They’re more likely than drivers, walkers, and straphangers to get to work on time and feeling good.
Andrew Small Dec 23, 2016
With so many commuting choices—bikes, trains, buses, and those god-forsaken, gas-guzzling death-boxes also known as cars—and so many variables—cost, time, distance, traffic, and weather conditions—we transit nerds at CityLab are constantly reconsidering the virtues of one mode of travel or another.
But here’s a consideration that might hit especially close to home when we bicker about the best way to roll up to the office: What kind of commuters are more likely to feel energized and arrive on time?
To get at this, a new study by McGill University’s Charis Loong, Dea van Lierop, and Ahmed El-Geneidy analyzed the commuting patterns of the students, staff, and faculty at the school located in downtown Montreal, surveying 5,599 people at the campus in 2013.
The survey asked participants how they commuted to campus—walking, cycling, driving, or taking public transit—and paired those patterns with their responses of feeling energized and whether their commute negatively impacted their punctuality.
The researchers also asked respondents to detail explanatory factors such as their distance from campus, the amount of time they spent commuting, or the weather. The results were published in Science Direct this week.

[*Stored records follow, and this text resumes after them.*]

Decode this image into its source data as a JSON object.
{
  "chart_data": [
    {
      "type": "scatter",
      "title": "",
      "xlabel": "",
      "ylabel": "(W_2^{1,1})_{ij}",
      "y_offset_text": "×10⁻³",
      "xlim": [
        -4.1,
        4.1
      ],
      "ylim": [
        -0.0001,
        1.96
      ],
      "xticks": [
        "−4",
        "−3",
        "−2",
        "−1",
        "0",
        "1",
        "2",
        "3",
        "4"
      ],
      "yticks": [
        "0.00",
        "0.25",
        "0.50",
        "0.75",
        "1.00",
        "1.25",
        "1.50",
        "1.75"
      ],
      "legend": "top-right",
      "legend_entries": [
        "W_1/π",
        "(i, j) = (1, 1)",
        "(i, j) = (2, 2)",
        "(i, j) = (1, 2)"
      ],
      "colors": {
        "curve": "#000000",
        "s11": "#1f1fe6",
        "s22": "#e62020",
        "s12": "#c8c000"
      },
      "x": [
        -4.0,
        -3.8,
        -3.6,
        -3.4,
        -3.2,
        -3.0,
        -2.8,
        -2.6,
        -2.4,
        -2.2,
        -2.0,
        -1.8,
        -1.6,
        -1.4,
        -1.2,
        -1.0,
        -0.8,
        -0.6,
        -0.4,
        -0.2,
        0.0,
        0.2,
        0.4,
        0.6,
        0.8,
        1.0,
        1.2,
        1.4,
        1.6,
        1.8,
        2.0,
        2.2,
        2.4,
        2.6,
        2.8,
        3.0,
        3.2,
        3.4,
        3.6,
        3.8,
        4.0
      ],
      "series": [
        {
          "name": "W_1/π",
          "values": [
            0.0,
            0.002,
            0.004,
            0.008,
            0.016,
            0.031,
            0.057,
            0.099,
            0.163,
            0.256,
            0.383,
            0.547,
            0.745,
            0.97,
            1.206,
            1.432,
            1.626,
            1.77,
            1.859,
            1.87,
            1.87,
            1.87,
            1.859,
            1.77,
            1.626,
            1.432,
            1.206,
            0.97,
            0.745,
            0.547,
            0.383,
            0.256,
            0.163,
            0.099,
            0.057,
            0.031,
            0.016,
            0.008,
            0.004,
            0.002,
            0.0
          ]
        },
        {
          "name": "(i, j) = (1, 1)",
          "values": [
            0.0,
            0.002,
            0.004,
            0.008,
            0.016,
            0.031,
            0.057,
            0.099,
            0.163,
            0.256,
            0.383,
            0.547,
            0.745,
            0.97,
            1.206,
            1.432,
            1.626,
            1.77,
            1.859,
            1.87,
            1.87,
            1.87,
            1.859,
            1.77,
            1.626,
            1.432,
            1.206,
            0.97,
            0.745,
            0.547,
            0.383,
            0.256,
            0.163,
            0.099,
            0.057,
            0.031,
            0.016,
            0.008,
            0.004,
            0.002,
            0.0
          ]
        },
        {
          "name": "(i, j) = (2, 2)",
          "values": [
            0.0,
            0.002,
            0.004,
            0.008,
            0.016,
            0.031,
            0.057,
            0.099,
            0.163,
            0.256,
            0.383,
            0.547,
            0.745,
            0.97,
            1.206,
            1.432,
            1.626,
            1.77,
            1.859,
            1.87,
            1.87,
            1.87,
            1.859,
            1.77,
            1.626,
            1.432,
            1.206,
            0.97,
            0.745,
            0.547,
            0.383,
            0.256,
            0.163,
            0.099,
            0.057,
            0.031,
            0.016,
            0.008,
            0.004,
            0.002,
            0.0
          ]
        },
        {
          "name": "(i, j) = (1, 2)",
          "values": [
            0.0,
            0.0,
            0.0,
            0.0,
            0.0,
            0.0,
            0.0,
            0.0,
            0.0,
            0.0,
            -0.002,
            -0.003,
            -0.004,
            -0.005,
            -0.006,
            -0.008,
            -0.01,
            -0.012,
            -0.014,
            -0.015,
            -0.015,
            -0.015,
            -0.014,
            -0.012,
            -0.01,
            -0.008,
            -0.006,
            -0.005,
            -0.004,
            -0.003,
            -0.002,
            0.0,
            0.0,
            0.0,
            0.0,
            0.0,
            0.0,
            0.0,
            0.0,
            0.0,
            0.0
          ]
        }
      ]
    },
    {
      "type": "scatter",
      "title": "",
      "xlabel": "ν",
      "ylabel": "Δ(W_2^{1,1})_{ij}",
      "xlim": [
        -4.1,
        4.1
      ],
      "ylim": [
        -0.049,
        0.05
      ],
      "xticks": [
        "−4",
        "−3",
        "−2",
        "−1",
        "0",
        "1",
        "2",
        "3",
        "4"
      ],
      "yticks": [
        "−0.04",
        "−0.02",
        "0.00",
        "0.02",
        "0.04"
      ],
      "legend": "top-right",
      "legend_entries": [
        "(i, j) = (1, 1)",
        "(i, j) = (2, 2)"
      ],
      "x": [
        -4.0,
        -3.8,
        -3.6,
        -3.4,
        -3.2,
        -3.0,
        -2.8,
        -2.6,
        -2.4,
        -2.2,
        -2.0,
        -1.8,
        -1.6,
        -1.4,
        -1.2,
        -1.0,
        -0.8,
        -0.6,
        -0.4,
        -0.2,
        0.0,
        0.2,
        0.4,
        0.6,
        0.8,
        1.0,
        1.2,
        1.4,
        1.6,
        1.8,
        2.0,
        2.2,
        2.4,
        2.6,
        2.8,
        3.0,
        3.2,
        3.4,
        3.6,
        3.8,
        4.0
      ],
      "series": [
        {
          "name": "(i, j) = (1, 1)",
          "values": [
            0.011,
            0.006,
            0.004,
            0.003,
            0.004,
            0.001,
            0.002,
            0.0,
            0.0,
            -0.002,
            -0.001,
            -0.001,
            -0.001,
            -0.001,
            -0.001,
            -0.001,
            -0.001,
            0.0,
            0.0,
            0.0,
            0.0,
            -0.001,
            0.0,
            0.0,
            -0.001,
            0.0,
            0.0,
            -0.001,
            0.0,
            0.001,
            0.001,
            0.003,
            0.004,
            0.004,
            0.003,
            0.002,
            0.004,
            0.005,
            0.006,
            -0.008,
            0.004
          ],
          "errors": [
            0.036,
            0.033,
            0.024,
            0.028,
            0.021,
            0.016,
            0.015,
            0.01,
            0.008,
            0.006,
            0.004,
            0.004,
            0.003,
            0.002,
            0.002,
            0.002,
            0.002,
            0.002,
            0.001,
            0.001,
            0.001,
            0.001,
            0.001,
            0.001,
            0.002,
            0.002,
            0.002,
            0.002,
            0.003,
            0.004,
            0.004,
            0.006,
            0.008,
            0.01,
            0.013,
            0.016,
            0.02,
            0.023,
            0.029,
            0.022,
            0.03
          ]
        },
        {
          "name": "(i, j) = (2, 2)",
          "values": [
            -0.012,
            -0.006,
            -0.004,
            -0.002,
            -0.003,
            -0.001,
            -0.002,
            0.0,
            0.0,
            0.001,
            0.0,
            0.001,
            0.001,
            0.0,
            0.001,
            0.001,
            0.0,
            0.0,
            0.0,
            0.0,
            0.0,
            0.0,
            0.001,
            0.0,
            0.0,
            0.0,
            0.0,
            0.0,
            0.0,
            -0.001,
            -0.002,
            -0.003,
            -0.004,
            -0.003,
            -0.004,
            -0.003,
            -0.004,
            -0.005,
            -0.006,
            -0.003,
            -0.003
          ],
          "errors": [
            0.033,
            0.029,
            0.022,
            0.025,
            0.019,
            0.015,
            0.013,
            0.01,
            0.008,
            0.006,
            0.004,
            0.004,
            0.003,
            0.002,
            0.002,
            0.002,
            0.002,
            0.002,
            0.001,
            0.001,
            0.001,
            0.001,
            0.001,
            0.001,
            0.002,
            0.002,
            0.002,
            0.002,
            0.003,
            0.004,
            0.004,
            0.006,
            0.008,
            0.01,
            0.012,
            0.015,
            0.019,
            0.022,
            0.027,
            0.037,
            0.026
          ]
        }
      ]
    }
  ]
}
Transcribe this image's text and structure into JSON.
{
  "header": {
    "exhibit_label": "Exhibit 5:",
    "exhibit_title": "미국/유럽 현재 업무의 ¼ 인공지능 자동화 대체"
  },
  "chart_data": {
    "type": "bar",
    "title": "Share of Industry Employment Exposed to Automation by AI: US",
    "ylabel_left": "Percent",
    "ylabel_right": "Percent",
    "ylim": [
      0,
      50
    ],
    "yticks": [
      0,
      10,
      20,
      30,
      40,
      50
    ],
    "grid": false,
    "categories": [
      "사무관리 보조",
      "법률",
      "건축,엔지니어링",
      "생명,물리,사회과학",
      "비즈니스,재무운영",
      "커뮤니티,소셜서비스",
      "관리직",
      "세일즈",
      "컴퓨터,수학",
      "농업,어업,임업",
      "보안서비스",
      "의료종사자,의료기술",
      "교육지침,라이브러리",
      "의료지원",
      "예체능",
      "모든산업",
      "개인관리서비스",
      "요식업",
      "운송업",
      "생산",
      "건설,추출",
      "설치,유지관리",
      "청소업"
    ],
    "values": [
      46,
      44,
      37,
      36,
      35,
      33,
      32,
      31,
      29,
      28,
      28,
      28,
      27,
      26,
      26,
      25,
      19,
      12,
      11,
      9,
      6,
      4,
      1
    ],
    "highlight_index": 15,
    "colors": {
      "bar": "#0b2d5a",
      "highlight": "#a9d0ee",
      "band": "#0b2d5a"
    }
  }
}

A key caveat: The study did not control for demographics in their analysis. Walkers skewed significantly to younger students, while drivers tended to be older staff and faculty, and cyclists and public-transit riders fell somewhere in the middle.
Active forms of transportation leave people feeling energized
Overall, 36 percent of the respondents said they felt energized when they arrived to campus. Commuters who drove or took public transit were slightly less likely to feel energized (28 percent and 29 percent) and commuters who walked were slightly more likely to feel that way (42 percent).